Tarot reading for 2007.

Jan 02, 2007 20:04

Me - Ace of Pentacles: Money and the fact I should be generating / getting some.
Path - Hanged One: Triumph of the spirit over the mundane. (Hm. There is a possibility this refers to the attendance of a funeral.)
Now, basis - 10 Knives: We all know I have a propensity for being a depressive wench. I think something may well drop me off my ledge of sanity.
Now, becoming - Star: But, bad things don't last forever - stuff I've learned (or will learn) will help hope prevail.
Past - 6 Pentacles: (This card's a bit obscure) Past gifts and favours are important.
Future - Fool: I will continue to follow my fishy and meander strangely through life.
Me inside - Sun: With luck, focus and a bit of help I achieve the things most important to me.
Around me - Mourner: People are pouring their energy into a black hole - wasting time and resources. (Or does this actually refer to mourning?)
Hopes/Fears - 9 Penticales: I fear being stuck, left behind and overlooked. I hope I don't have to be selfish to get what I want nor gain it at others expense.
Outcome - 2 Cups: Partnership, harmony.

As a reading that's not as freaky and nasty as the one I did just before Winterfest, but it still contains elements of it. Hm.

I haven't really written in here since burbling about not feeling 'Christmas-y' on the Eve of that festival. I would like to report in the interest of fairness that come the morning when I was wrapped up warm in a nest with a Wolf and opening giftings, I was very happy - and maybe even 'Christmas-y' too =)

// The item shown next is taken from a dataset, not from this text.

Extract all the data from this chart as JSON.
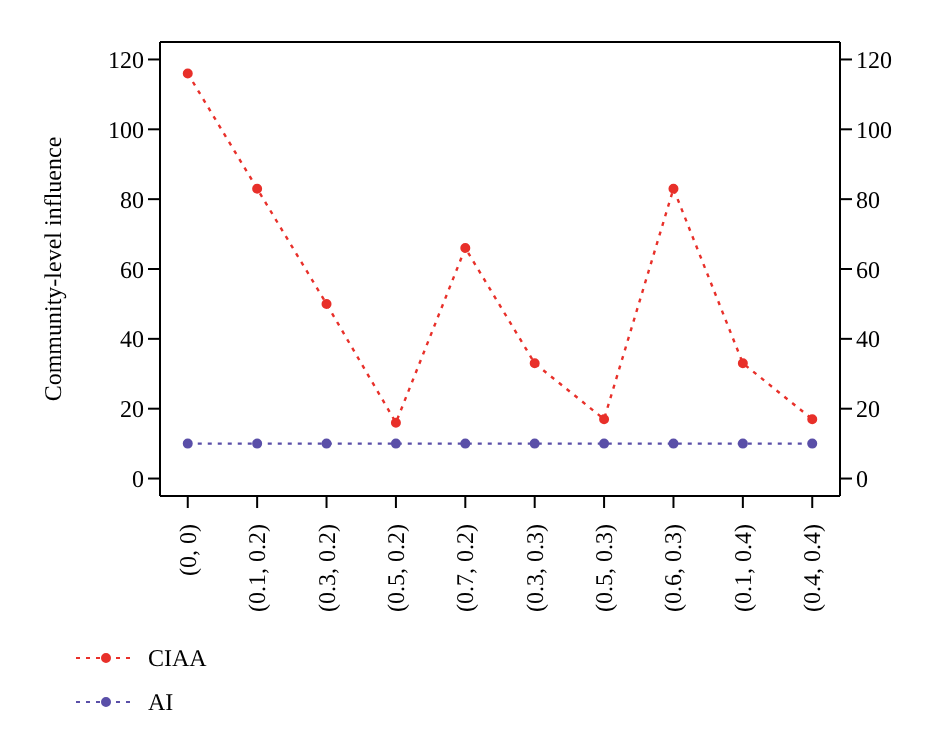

Since then I have read many new books, worn shiny new clothes, drawn and painted several new tarot cards, gone to a New Year's party, drunk too much vodka, been pathetically hung over, and drawn yet more tarot cards.

Life is currently (if you couldn't guess) quite shiny. My only problem is that I need to look into ways to generate money since I've given up Sunday-bookshop-ing and won't start work on James' admin building wibble for at least a month. *ponders*

2007.
What I've learned...
I'm the anti-christ of my sister's world (sometimes), NPCing can be a lot of fun and cause waaay too much trouble, wool does not like dye, digital cameras are doomy but expensive, money can occasionally have surprisingly elastic qualities, my life fits into 55 cardboard boxes, and that the number of the Beast is in fact 616...

What I've done...
Sewn a lot of costumes and swishy clothes, verbally stabbed someone who probably had it coming, written a lot of script, moved house, drawn story board, had a tattoo, gone to a re-enactor's market, drawn a book jacket, discovered the Malice Effect, bleached my feathers white, gone to Cornwall with a group of Monsters...

Best things...?
Tattoo wings, prince valiant song, script, insane clothes, house money, inexplicably losing weight, malaal, Wolf...

Worst things...?
Having my life in 55 cardboard boxes, the stupid stuff that comes out of rp, not going to the Imperial War Museum, my sister being a pain, my mother being ill, the 99%-of-the-time-time-of-the-month...

What I want to do...?
Finish the scripts and story boards. Finish re-vamping my tarot deck. Get an agent. Get published. Do more screen prints and Projects of Doom. Somehow make money out of all my Projects of Doom. Have a DenNest. To be happy once in a while and make others happy too. To find where reality is thin and *push*. To be eight stone (or less) and stay that way... And not to make any of the mistakes I've made in the past.